Is UK quantitative easing working?

“Quantitative easing (QE)” is an important task: the need to make monetary policy effective when interest rates are close to zero. The world’s leading central banks, including the Bank of England, have taken such actions. But is UK policy working? Yes, but not quite enough.

The argument about quantitative easing is polarised: some critics wail about inflationary “money printing”; others complain that too little attention is paid to the flow of credit. Of the two camps, the latter is the more persuasive.

At its simplest, as Charles Bean, the Bank’s deputy governor, has explained, the Bank uses newly created money to purchase assets. Hitherto, the UK’s QE has amounted to £200bn ($274bn), mainly used to purchase government bonds. The new money, in turn, ends up as bank reserves at the Bank.

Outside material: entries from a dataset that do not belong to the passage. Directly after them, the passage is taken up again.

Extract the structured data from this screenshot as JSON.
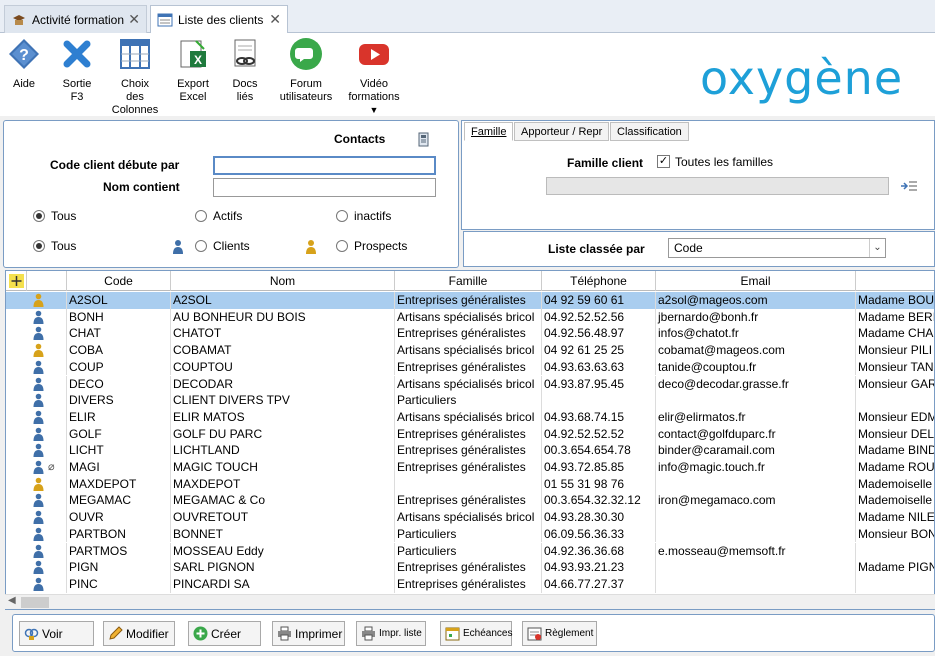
{
  "tabs": [
    {
      "label": "Activité formation",
      "active": false
    },
    {
      "label": "Liste des clients",
      "active": true
    }
  ],
  "toolbar": [
    {
      "id": "aide",
      "label1": "Aide",
      "label2": "",
      "label3": "",
      "icon": "help-icon"
    },
    {
      "id": "sortie",
      "label1": "Sortie",
      "label2": "F3",
      "label3": "",
      "icon": "exit-x-icon"
    },
    {
      "id": "colonnes",
      "label1": "Choix",
      "label2": "des",
      "label3": "Colonnes",
      "icon": "columns-icon"
    },
    {
      "id": "export",
      "label1": "Export",
      "label2": "Excel",
      "label3": "",
      "icon": "excel-icon"
    },
    {
      "id": "docs",
      "label1": "Docs",
      "label2": "liés",
      "label3": "",
      "icon": "linked-docs-icon"
    },
    {
      "id": "forum",
      "label1": "Forum",
      "label2": "utilisateurs",
      "label3": "",
      "icon": "forum-icon"
    },
    {
      "id": "video",
      "label1": "Vidéo",
      "label2": "formations",
      "label3": "",
      "icon": "youtube-icon"
    }
  ],
  "logo": {
    "text": "oxygène",
    "color": "#1ea0d8"
  },
  "filters": {
    "contacts_label": "Contacts",
    "code_label": "Code client débute par",
    "code_value": "",
    "nom_label": "Nom contient",
    "nom_value": "",
    "status_options": [
      "Tous",
      "Actifs",
      "inactifs"
    ],
    "status_selected": "Tous",
    "type_options": [
      "Tous",
      "Clients",
      "Prospects"
    ],
    "type_selected": "Tous"
  },
  "family_panel": {
    "tabs": [
      "Famille",
      "Apporteur / Repr",
      "Classification"
    ],
    "active_tab": "Famille",
    "famille_label": "Famille client",
    "toutes_label": "Toutes les familles",
    "toutes_checked": true
  },
  "sort": {
    "label": "Liste classée par",
    "value": "Code"
  },
  "grid": {
    "headers": [
      "Code",
      "Nom",
      "Famille",
      "Téléphone",
      "Email"
    ],
    "rows": [
      {
        "code": "A2SOL",
        "nom": "A2SOL",
        "famille": "Entreprises généralistes",
        "tel": "04 92 59 60 61",
        "email": "a2sol@mageos.com",
        "contact": "Madame BOU",
        "selected": true,
        "icon": "yellow",
        "clip": false
      },
      {
        "code": "BONH",
        "nom": "AU BONHEUR DU BOIS",
        "famille": "Artisans spécialisés bricol",
        "tel": "04.92.52.52.56",
        "email": "jbernardo@bonh.fr",
        "contact": "Madame BERI",
        "selected": false,
        "icon": "blue",
        "clip": false
      },
      {
        "code": "CHAT",
        "nom": "CHATOT",
        "famille": "Entreprises généralistes",
        "tel": "04.92.56.48.97",
        "email": "infos@chatot.fr",
        "contact": "Madame CHAU",
        "selected": false,
        "icon": "blue",
        "clip": false
      },
      {
        "code": "COBA",
        "nom": "COBAMAT",
        "famille": "Artisans spécialisés bricol",
        "tel": "04 92 61 25 25",
        "email": "cobamat@mageos.com",
        "contact": "Monsieur PILI",
        "selected": false,
        "icon": "yellow",
        "clip": false
      },
      {
        "code": "COUP",
        "nom": "COUPTOU",
        "famille": "Entreprises généralistes",
        "tel": "04.93.63.63.63",
        "email": "tanide@couptou.fr",
        "contact": "Monsieur TANI",
        "selected": false,
        "icon": "blue",
        "clip": false
      },
      {
        "code": "DECO",
        "nom": "DECODAR",
        "famille": "Artisans spécialisés bricol",
        "tel": "04.93.87.95.45",
        "email": "deco@decodar.grasse.fr",
        "contact": "Monsieur GAR",
        "selected": false,
        "icon": "blue",
        "clip": false
      },
      {
        "code": "DIVERS",
        "nom": "CLIENT DIVERS TPV",
        "famille": "Particuliers",
        "tel": "",
        "email": "",
        "contact": "",
        "selected": false,
        "icon": "blue",
        "clip": false
      },
      {
        "code": "ELIR",
        "nom": "ELIR MATOS",
        "famille": "Artisans spécialisés bricol",
        "tel": "04.93.68.74.15",
        "email": "elir@elirmatos.fr",
        "contact": "Monsieur EDM",
        "selected": false,
        "icon": "blue",
        "clip": false
      },
      {
        "code": "GOLF",
        "nom": "GOLF DU PARC",
        "famille": "Entreprises généralistes",
        "tel": "04.92.52.52.52",
        "email": "contact@golfduparc.fr",
        "contact": "Monsieur DEL",
        "selected": false,
        "icon": "blue",
        "clip": false
      },
      {
        "code": "LICHT",
        "nom": "LICHTLAND",
        "famille": "Entreprises généralistes",
        "tel": "00.3.654.654.78",
        "email": "binder@caramail.com",
        "contact": "Madame BIND",
        "selected": false,
        "icon": "blue",
        "clip": false
      },
      {
        "code": "MAGI",
        "nom": "MAGIC TOUCH",
        "famille": "Entreprises généralistes",
        "tel": "04.93.72.85.85",
        "email": "info@magic.touch.fr",
        "contact": "Madame ROU",
        "selected": false,
        "icon": "blue",
        "clip": true
      },
      {
        "code": "MAXDEPOT",
        "nom": "MAXDEPOT",
        "famille": "",
        "tel": "01 55 31 98 76",
        "email": "",
        "contact": "Mademoiselle",
        "selected": false,
        "icon": "yellow",
        "clip": false
      },
      {
        "code": "MEGAMAC",
        "nom": "MEGAMAC & Co",
        "famille": "Entreprises généralistes",
        "tel": "00.3.654.32.32.12",
        "email": "iron@megamaco.com",
        "contact": "Mademoiselle",
        "selected": false,
        "icon": "blue",
        "clip": false
      },
      {
        "code": "OUVR",
        "nom": "OUVRETOUT",
        "famille": "Artisans spécialisés bricol",
        "tel": "04.93.28.30.30",
        "email": "",
        "contact": "Madame NILE",
        "selected": false,
        "icon": "blue",
        "clip": false
      },
      {
        "code": "PARTBON",
        "nom": "BONNET",
        "famille": "Particuliers",
        "tel": "06.09.56.36.33",
        "email": "",
        "contact": "Monsieur BON",
        "selected": false,
        "icon": "blue",
        "clip": false
      },
      {
        "code": "PARTMOS",
        "nom": "MOSSEAU Eddy",
        "famille": "Particuliers",
        "tel": "04.92.36.36.68",
        "email": "e.mosseau@memsoft.fr",
        "contact": "",
        "selected": false,
        "icon": "blue",
        "clip": false
      },
      {
        "code": "PIGN",
        "nom": "SARL PIGNON",
        "famille": "Entreprises généralistes",
        "tel": "04.93.93.21.23",
        "email": "",
        "contact": "Madame PIGN",
        "selected": false,
        "icon": "blue",
        "clip": false
      },
      {
        "code": "PINC",
        "nom": "PINCARDI SA",
        "famille": "Entreprises généralistes",
        "tel": "04.66.77.27.37",
        "email": "",
        "contact": "",
        "selected": false,
        "icon": "blue",
        "clip": false
      }
    ]
  },
  "actions": [
    {
      "id": "voir",
      "label": "Voir",
      "icon": "view-icon"
    },
    {
      "id": "modifier",
      "label": "Modifier",
      "icon": "pencil-icon"
    },
    {
      "id": "creer",
      "label": "Créer",
      "icon": "plus-icon"
    },
    {
      "id": "imprimer",
      "label": "Imprimer",
      "icon": "printer-icon"
    },
    {
      "id": "impr_liste",
      "label": "Impr. liste",
      "icon": "printer-list-icon"
    },
    {
      "id": "echeances",
      "label": "Echéances",
      "icon": "calendar-icon"
    },
    {
      "id": "reglement",
      "label": "Règlement",
      "icon": "payment-icon"
    }
  ],
  "colors": {
    "accent": "#1ea0d8",
    "selection": "#a9cdef",
    "panel_border": "#7a9cc4"
  }
}
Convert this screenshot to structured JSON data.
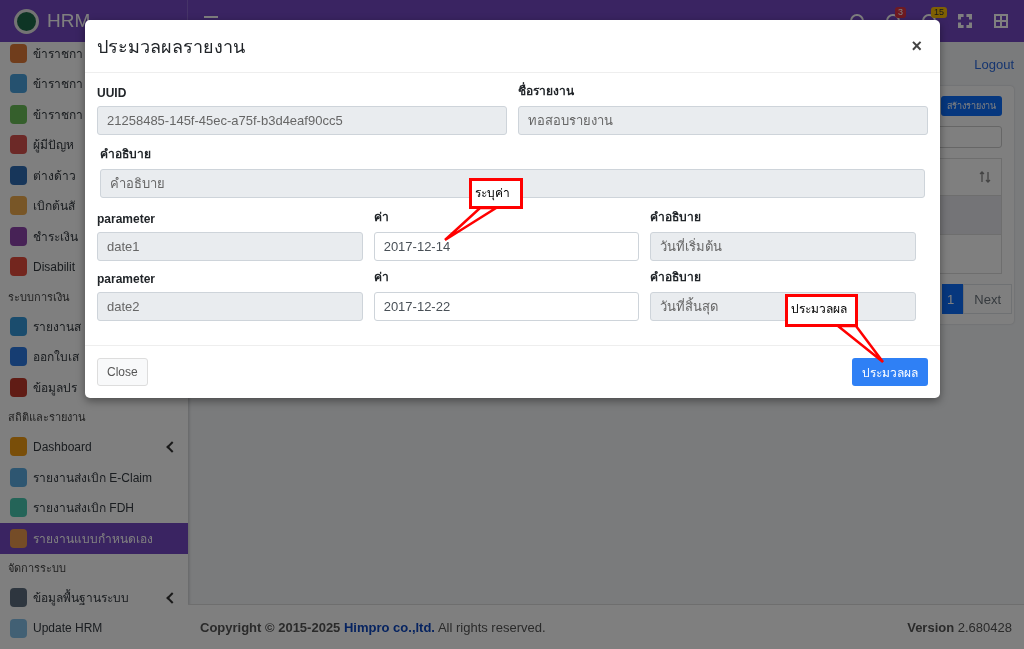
{
  "header": {
    "brand": "HRM",
    "badges": [
      {
        "kind": "chat",
        "count": "3"
      },
      {
        "kind": "bell",
        "count": "15"
      }
    ]
  },
  "sidebar": {
    "sections": [
      {
        "items": [
          {
            "label": "ข้าราชกา",
            "selected": false,
            "has_submenu": false
          },
          {
            "label": "ข้าราชกา",
            "selected": false,
            "has_submenu": false
          },
          {
            "label": "ข้าราชกา",
            "selected": false,
            "has_submenu": false
          },
          {
            "label": "ผู้มีปัญห",
            "selected": false,
            "has_submenu": false
          },
          {
            "label": "ต่างด้าว",
            "selected": false,
            "has_submenu": false
          },
          {
            "label": "เบิกต้นสั",
            "selected": false,
            "has_submenu": false
          },
          {
            "label": "ชำระเงิน",
            "selected": false,
            "has_submenu": false
          },
          {
            "label": "Disabilit",
            "selected": false,
            "has_submenu": false
          }
        ]
      },
      {
        "title": "ระบบการเงิน",
        "items": [
          {
            "label": "รายงานส",
            "selected": false,
            "has_submenu": false
          },
          {
            "label": "ออกใบเส",
            "selected": false,
            "has_submenu": false
          },
          {
            "label": "ข้อมูลปร",
            "selected": false,
            "has_submenu": false
          }
        ]
      },
      {
        "title": "สถิติและรายงาน",
        "items": [
          {
            "label": "Dashboard",
            "selected": false,
            "has_submenu": true
          },
          {
            "label": "รายงานส่งเบิก E-Claim",
            "selected": false,
            "has_submenu": false
          },
          {
            "label": "รายงานส่งเบิก FDH",
            "selected": false,
            "has_submenu": false
          },
          {
            "label": "รายงานแบบกำหนดเอง",
            "selected": true,
            "has_submenu": false
          }
        ]
      },
      {
        "title": "จัดการระบบ",
        "items": [
          {
            "label": "ข้อมูลพื้นฐานระบบ",
            "selected": false,
            "has_submenu": true
          },
          {
            "label": "Update HRM",
            "selected": false,
            "has_submenu": false
          }
        ]
      }
    ]
  },
  "page": {
    "logout": "Logout",
    "create_button": "สร้างรายงาน",
    "pagination": [
      {
        "label": "1",
        "selected": true
      },
      {
        "label": "Next",
        "selected": false
      }
    ]
  },
  "modal": {
    "title": "ประมวลผลรายงาน",
    "close_icon": "×",
    "fields": [
      {
        "label": "UUID",
        "value": "21258485-145f-45ec-a75f-b3d4eaf90cc5",
        "readonly": true
      },
      {
        "label": "ชื่อรายงาน",
        "value": "ทอสอบรายงาน",
        "readonly": true
      },
      {
        "label": "คำอธิบาย",
        "placeholder": "คำอธิบาย",
        "readonly": true
      }
    ],
    "parameters": [
      {
        "name_label": "parameter",
        "name": "date1",
        "value_label": "ค่า",
        "value": "2017-12-14",
        "description_label": "คำอธิบาย",
        "description": "วันที่เริ่มต้น"
      },
      {
        "name_label": "parameter",
        "name": "date2",
        "value_label": "ค่า",
        "value": "2017-12-22",
        "description_label": "คำอธิบาย",
        "description": "วันที่สิ้นสุด"
      }
    ],
    "close_button": "Close",
    "submit_button": "ประมวลผล"
  },
  "annotations": [
    {
      "text": "ระบุค่า"
    },
    {
      "text": "ประมวลผล"
    }
  ],
  "footer": {
    "copyright": "Copyright © 2015-2025",
    "company": "Himpro co.,ltd.",
    "rights": "All rights reserved.",
    "version": "**Version** 2.680428"
  }
}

Monetarists like the policy because of its effects on the money supply. Non-monetarists stress its impact on asset markets. In a recent speech, David Miles, an external member of the monetary policy committee, pointed to the effects on liquidity, on prices of government bonds, corporate bonds and other assets, and on issuance of bonds and equities. It is impossible to relate effects to causes precisely. But all these desirable things have happened.

The hysterics fear the policy will work too well: bank lending will explode and inflation expectations soar. As Adam Posen, another member of the MPC, has pointed out, the right response is: if only. Should anything like this occur, it would be simple (and desirable) for the Bank to reverse the policy.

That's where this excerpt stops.